2) I want to emphasize my over the long term comment. One aspect that Hibbs did not bring up is that digital comics, by the nature of their not requiring any actual shelf space or the need to be reprinted ever, have a decidedly longer shelf life. Right now, Marvel doesn't make any money if you hunt through a slew of long boxes and buy a printed copy of Marvel Two-in-One #21. They made their money on that comic back in 1976, and they don't earn anything else on its current re-sale. But a digital version of the same issue, even 20 year from now, will be that much additional profit.
(Yes, I realize that that particular issue would have a bunch of legal rights tied to that make reprinting in any form unlikely.)
The shelf life of a new comic now in a comic shop is 30 days with most of the sales happening in the first 7. A digital comic extends that, effectively, into infinity with no extra work on the part of anyone. We're not talking initially impressive sales numbers, I'm sure, but rather we're talking about a long tail model.
Again, I'm not saying that guarantees anyone could sell 100,000 digital copies of any given comic. I'm just saying that the sales model will likely be very different, and not one that can be realistically calculated in even a few months.
3) Let's assume for a moment the worst case scenario for retailers: Marvel and DC do same day releases on their digital comics at the same price or lower.

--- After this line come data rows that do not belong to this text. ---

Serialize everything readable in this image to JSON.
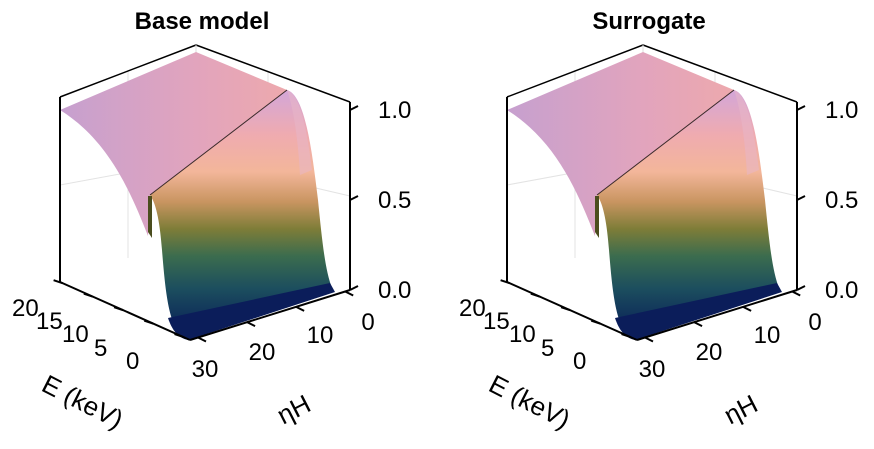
{
  "chart_data": [
    {
      "type": "surface3d",
      "title": "Base model",
      "xlabel": "E (keV)",
      "ylabel": "ηH",
      "zlabel": "",
      "x_ticks": [
        "20",
        "15",
        "10",
        "5",
        "0"
      ],
      "y_ticks": [
        "30",
        "20",
        "10",
        "0"
      ],
      "z_ticks": [
        "1.0",
        "0.5",
        "0.0"
      ],
      "xlim": [
        0,
        20
      ],
      "ylim": [
        0,
        35
      ],
      "zlim": [
        0,
        1.1
      ],
      "colormap": [
        "#0b1d5a",
        "#14455c",
        "#2e6b55",
        "#6b7f3a",
        "#a88a48",
        "#e2a087",
        "#f0b0a6",
        "#d6a5d6"
      ],
      "surface_samples": {
        "E_keV": [
          0,
          0.1,
          0.3,
          0.5,
          1,
          2,
          5,
          10,
          15,
          20
        ],
        "z_at_etaH_0": [
          0.0,
          0.05,
          0.45,
          0.7,
          0.85,
          0.93,
          0.98,
          1.0,
          1.0,
          1.0
        ],
        "z_at_etaH_30": [
          0.0,
          0.02,
          0.3,
          0.55,
          0.72,
          0.82,
          0.92,
          0.97,
          0.99,
          1.0
        ]
      }
    },
    {
      "type": "surface3d",
      "title": "Surrogate",
      "xlabel": "E (keV)",
      "ylabel": "ηH",
      "zlabel": "",
      "x_ticks": [
        "20",
        "15",
        "10",
        "5",
        "0"
      ],
      "y_ticks": [
        "30",
        "20",
        "10",
        "0"
      ],
      "z_ticks": [
        "1.0",
        "0.5",
        "0.0"
      ],
      "xlim": [
        0,
        20
      ],
      "ylim": [
        0,
        35
      ],
      "zlim": [
        0,
        1.1
      ],
      "colormap": [
        "#0b1d5a",
        "#14455c",
        "#2e6b55",
        "#6b7f3a",
        "#a88a48",
        "#e2a087",
        "#f0b0a6",
        "#d6a5d6"
      ],
      "surface_samples": {
        "E_keV": [
          0,
          0.1,
          0.3,
          0.5,
          1,
          2,
          5,
          10,
          15,
          20
        ],
        "z_at_etaH_0": [
          0.0,
          0.05,
          0.45,
          0.7,
          0.85,
          0.93,
          0.98,
          1.0,
          1.0,
          1.0
        ],
        "z_at_etaH_30": [
          0.0,
          0.02,
          0.3,
          0.55,
          0.72,
          0.82,
          0.92,
          0.97,
          0.99,
          1.0
        ]
      }
    }
  ]
}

Further, let's assume that every single current reader switches to digital immediately. Obviously, this would have a HUGE impact on the current retailers and they would almost all close within a month. Let's even assume that they don't pick up a single additional customer via digital channels.
What we've just created is a situation in which the current distribution model is gone entirely. No brick and mortar retailers. No Diamond. And because of that, as noted in point one, Marvel and DC would effectively halve their publishing income. For the major publishers, printed comics earn more money than digital ones if we're comparing equal volumes.

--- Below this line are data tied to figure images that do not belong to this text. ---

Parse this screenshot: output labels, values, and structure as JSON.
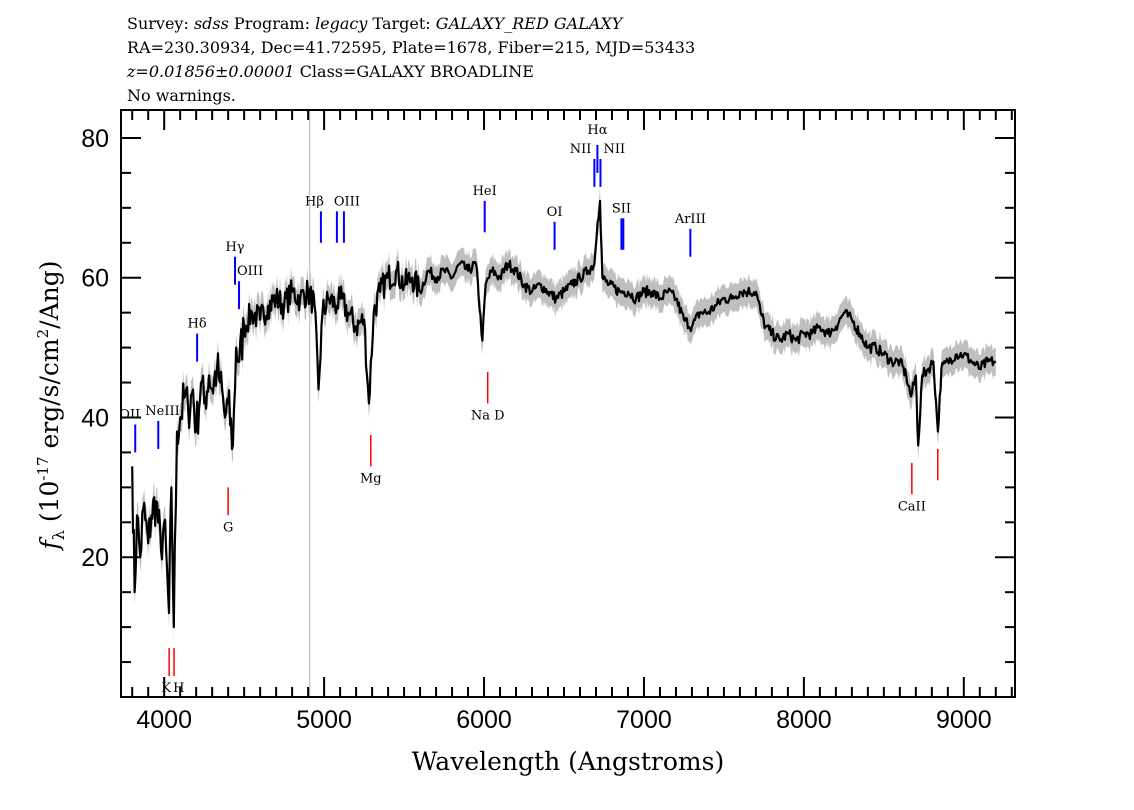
{
  "header": {
    "line1": {
      "survey_label": "Survey:",
      "survey": "sdss",
      "program_label": "Program:",
      "program": "legacy",
      "target_label": "Target:",
      "target": "GALAXY_RED GALAXY"
    },
    "line2": "RA=230.30934, Dec=41.72595, Plate=1678, Fiber=215, MJD=53433",
    "line3": {
      "redshift": "z=0.01856±0.00001",
      "class": "Class=GALAXY BROADLINE"
    },
    "line4": "No warnings."
  },
  "chart_data": {
    "type": "line",
    "xlabel": "Wavelength (Angstroms)",
    "ylabel": {
      "symbol": "f",
      "sub": "λ",
      "pre": " (10",
      "exp": "-17",
      "mid": " erg/s/cm",
      "exp2": "2",
      "post": "/Ang)"
    },
    "xlim": [
      3730,
      9320
    ],
    "ylim": [
      0,
      84
    ],
    "xticks": [
      4000,
      5000,
      6000,
      7000,
      8000,
      9000
    ],
    "xtick_labels": [
      "4000",
      "5000",
      "6000",
      "7000",
      "8000",
      "9000"
    ],
    "yticks": [
      20,
      40,
      60,
      80
    ],
    "ytick_labels": [
      "20",
      "40",
      "60",
      "80"
    ],
    "grid": false,
    "colors": {
      "flux": "#000000",
      "error_band": "#bfbfbf",
      "emission": "#0000ff",
      "absorption": "#ff0000",
      "reference_line": "#c0c0c0"
    },
    "reference_line_x": 4910,
    "series": [
      {
        "x": [
          3800,
          3815,
          3830,
          3850,
          3870,
          3900,
          3920,
          3950,
          3980,
          4000,
          4030,
          4045,
          4060,
          4080,
          4100,
          4130,
          4150,
          4180,
          4200,
          4230,
          4250,
          4280,
          4300,
          4330,
          4350,
          4380,
          4400,
          4430,
          4450,
          4470,
          4500,
          4550,
          4600,
          4650,
          4700,
          4750,
          4800,
          4850,
          4900,
          4940,
          4965,
          4990,
          5030,
          5080,
          5100,
          5150,
          5200,
          5250,
          5280,
          5310,
          5350,
          5400,
          5450,
          5500,
          5550,
          5600,
          5650,
          5700,
          5750,
          5800,
          5850,
          5900,
          5950,
          5990,
          6010,
          6050,
          6100,
          6150,
          6200,
          6250,
          6300,
          6350,
          6400,
          6450,
          6500,
          6550,
          6600,
          6650,
          6690,
          6710,
          6725,
          6740,
          6780,
          6850,
          6900,
          6950,
          7000,
          7050,
          7100,
          7150,
          7200,
          7250,
          7300,
          7350,
          7400,
          7450,
          7500,
          7550,
          7600,
          7650,
          7700,
          7730,
          7760,
          7800,
          7850,
          7900,
          7950,
          8000,
          8050,
          8100,
          8150,
          8200,
          8250,
          8300,
          8350,
          8400,
          8450,
          8500,
          8550,
          8600,
          8640,
          8670,
          8700,
          8715,
          8740,
          8780,
          8810,
          8838,
          8860,
          8900,
          8950,
          9000,
          9050,
          9100,
          9150,
          9200
        ],
        "y": [
          33,
          15,
          26,
          20,
          27,
          22,
          26,
          28,
          21,
          25,
          12,
          30,
          10,
          38,
          40,
          43,
          41,
          44,
          38,
          45,
          42,
          46,
          44,
          47,
          45,
          40,
          42,
          36,
          50,
          48,
          53,
          55,
          54,
          56,
          57,
          56,
          58,
          57,
          58,
          56,
          44,
          55,
          57,
          56,
          57,
          55,
          53,
          54,
          42,
          55,
          58,
          60,
          61,
          59,
          60,
          58,
          61,
          60,
          61,
          60,
          62,
          61,
          62,
          51,
          59,
          61,
          60,
          62,
          61,
          59,
          58,
          59,
          58,
          57,
          58,
          59,
          60,
          61,
          62,
          68,
          71,
          60,
          59,
          58,
          58,
          57,
          58,
          58,
          57,
          58,
          57,
          54,
          53,
          55,
          55,
          56,
          57,
          57,
          58,
          58,
          58,
          55,
          53,
          52,
          51,
          52,
          51,
          52,
          52,
          53,
          52,
          53,
          55,
          54,
          52,
          50,
          50,
          49,
          48,
          48,
          46,
          43,
          46,
          36,
          46,
          47,
          48,
          38,
          47,
          48,
          49,
          49,
          48,
          47,
          48,
          48
        ]
      }
    ],
    "annotations": [
      {
        "label": "OII",
        "wavelength": 3819,
        "flux": [
          35,
          39
        ],
        "kind": "emission"
      },
      {
        "label": "NeIII",
        "wavelength": 3963,
        "flux": [
          35.5,
          39.5
        ],
        "kind": "emission"
      },
      {
        "label": "K",
        "wavelength": 4031,
        "flux": [
          3,
          7
        ],
        "kind": "absorption"
      },
      {
        "label": "H",
        "wavelength": 4062,
        "flux": [
          3,
          7
        ],
        "kind": "absorption"
      },
      {
        "label": "Hδ",
        "wavelength": 4206,
        "flux": [
          48,
          52
        ],
        "kind": "emission"
      },
      {
        "label": "G",
        "wavelength": 4400,
        "flux": [
          26,
          30
        ],
        "kind": "absorption"
      },
      {
        "label": "Hγ",
        "wavelength": 4443,
        "flux": [
          59,
          63
        ],
        "kind": "emission"
      },
      {
        "label": "OIII",
        "wavelength": 4468,
        "flux": [
          55.5,
          59.5
        ],
        "kind": "emission"
      },
      {
        "label": "Hβ",
        "wavelength": 4980,
        "flux": [
          65,
          69.5
        ],
        "kind": "emission"
      },
      {
        "label": "OIII",
        "wavelength": 5080,
        "flux": [
          65,
          69.5
        ],
        "kind": "emission"
      },
      {
        "label": "",
        "wavelength": 5124,
        "flux": [
          65,
          69.5
        ],
        "kind": "emission"
      },
      {
        "label": "Mg",
        "wavelength": 5292,
        "flux": [
          33,
          37.5
        ],
        "kind": "absorption"
      },
      {
        "label": "HeI",
        "wavelength": 6004,
        "flux": [
          66.5,
          71
        ],
        "kind": "emission"
      },
      {
        "label": "Na D",
        "wavelength": 6023,
        "flux": [
          42,
          46.5
        ],
        "kind": "absorption"
      },
      {
        "label": "OI",
        "wavelength": 6441,
        "flux": [
          64,
          68
        ],
        "kind": "emission"
      },
      {
        "label": "NII",
        "wavelength": 6690,
        "flux": [
          73,
          77
        ],
        "kind": "emission"
      },
      {
        "label": "Hα",
        "wavelength": 6709,
        "flux": [
          75,
          79
        ],
        "kind": "emission"
      },
      {
        "label": "NII",
        "wavelength": 6728,
        "flux": [
          73,
          77
        ],
        "kind": "emission"
      },
      {
        "label": "SII",
        "wavelength": 6859,
        "flux": [
          64,
          68.5
        ],
        "kind": "emission"
      },
      {
        "label": "",
        "wavelength": 6871,
        "flux": [
          64,
          68.5
        ],
        "kind": "emission"
      },
      {
        "label": "ArIII",
        "wavelength": 7290,
        "flux": [
          63,
          67
        ],
        "kind": "emission"
      },
      {
        "label": "CaII",
        "wavelength": 8675,
        "flux": [
          29,
          33.5
        ],
        "kind": "absorption"
      },
      {
        "label": "",
        "wavelength": 8837,
        "flux": [
          31,
          35.5
        ],
        "kind": "absorption"
      }
    ]
  }
}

You know what that means for Marvel? That means that, in a three month period, their operating income (for our purposes here, that's effectively what they have left after paying all their employees and rent and whatever) goes from $37 million to $32 million. (Numbers here based on their earnings statement from Q3 2009.)
Think about that.
If the entire comic distribution collapsed right now, Marvel would still have monthly earnings -- not sales, mind you, earnings -- of $10 million. Ten million dollars. Every month. Without a single sale at a single comic book shop anywhere.
Now, I'm not about to suggest that Marvel is going to do that. $5 million is a fair bit more than a drop in the bucket! Nothing to sneeze at, and not money to throw away idly. But my point is that Marvel (and presumably DC, but I don't have anything close to current financials for them to check) make a good chunk of their money from things OTHER than comic books. Yes, they will absolutely take a financial hit if there was a sudden and dramatic sea change like that, but it also should be noted that comic books are NOT critical to their business. Comic books, for them, are self-funded research and development. An immediate and comprehensive switch to digital would mean that they're not as well funded and they would probably have to cut their lower-selling titles, but they will carry on without any comic shop retailers.
That situation is highly unlikely to play out. No industry collapses THAT completely THAT quickly. But the moral here is that Marvel and DC inherently have a VERY different perspective on digital comics than retailers. Whatever they're telling retailers, no matter how sincerely individuals at those companies want the direct market to continue, they do not have their livelihoods on the line and will make business decisions accordingly. Publishers are not retailers. Publishers don't need the direct market the same way retailers do. They are two VERY different animals and there is absolutely NO REASON to expect that publishers will act in retailers' best interests.
This isn't meant as a critique of Hibbs' thoughts. I don't think anything here really contradicts what he said at all. I just think that these are some aspects of this digital push that have not really been discussed, and think they should be.